Failure to Notify Provider and Family of Change in Condition After Resident Fall
Penalty
Summary
The facility failed to notify the provider of a change in condition and x-ray results after a fall for one resident who was receiving hospice services and had a history of cerebral vascular accident, hemiplegia, hemiparesis, and lung cancer. The resident experienced a fall while attempting to go to the bathroom, after which staff did not document the incident, assess the resident thoroughly, or notify the physician or family. The nurse on duty was preoccupied with other tasks and did not complete the required documentation or notifications, and the fall was not entered into the electronic medical record. The resident's responsible party learned of the fall from a nurse aide the following day and observed that the resident was in pain and unable to bear weight, which was a change from her baseline.

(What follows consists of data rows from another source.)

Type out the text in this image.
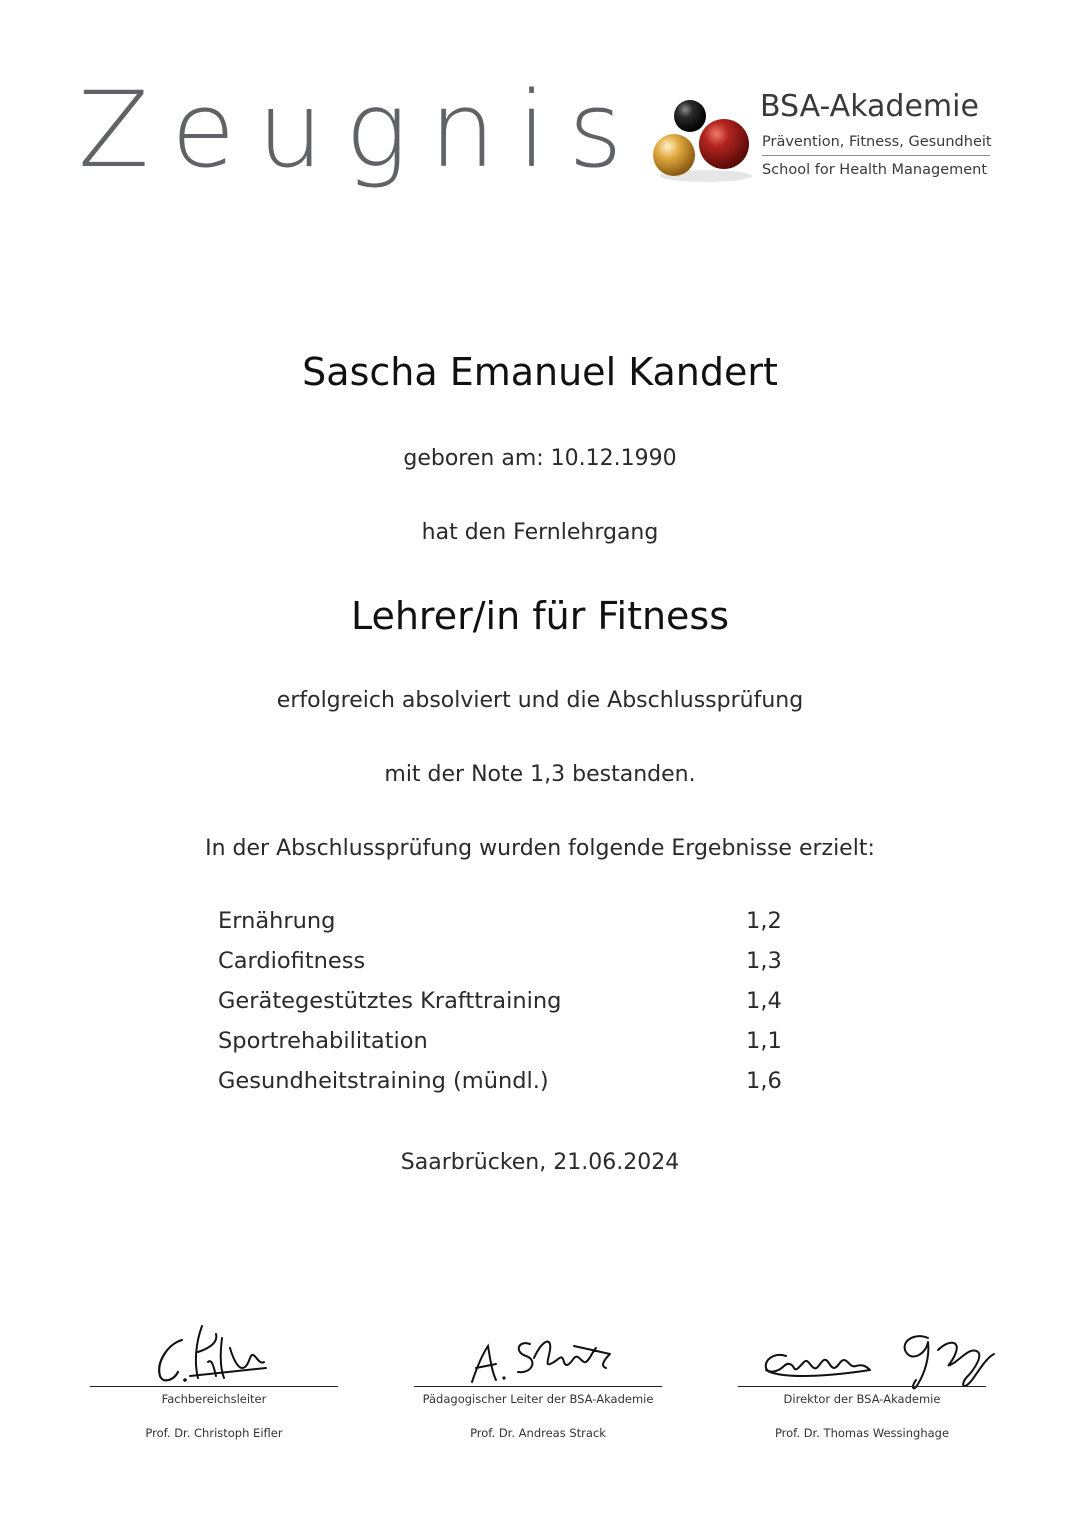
Zeugnis	BSA-Akademie
Prävention, Fitness, Gesundheit
School for Health Management
Sascha Emanuel Kandert
geboren am: 10.12.1990
hat den Fernlehrgang
Lehrer/in für Fitness
erfolgreich absolviert und die Abschlussprüfung
mit der Note 1,3 bestanden.
In der Abschlussprüfung wurden folgende Ergebnisse erzielt:
Ernährung	1,2
Cardiofitness	1,3
Gerätegestütztes Krafttraining	1,4
Sportrehabilitation	1,1
Gesundheitstraining (mündl.)	1,6
Saarbrücken, 21.06.2024
Fachbereichsleiter
Prof. Dr. Christoph Eifler
Pädagogischer Leiter der BSA-Akademie
Prof. Dr. Andreas Strack
Direktor der BSA-Akademie
Prof. Dr. Thomas Wessinghage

Despite these observations and being informed by the responsible party, the nurse did not perform an assessment or notify the physician. The lack of documentation and communication persisted, and the resident continued to experience pain and functional decline without appropriate medical intervention or notification to the provider or family. It was not until two days after the fall, when the hospice nurse was notified by the responsible party, that an assessment was performed and a STAT x-ray was ordered, revealing an acute impacted left femoral neck fracture. The x-ray results were received at the facility but were not promptly communicated to the provider, with the on-call provider only being notified after hours. The delay in notification and lack of timely assessment and documentation resulted in a significant delay in appropriate care for the resident.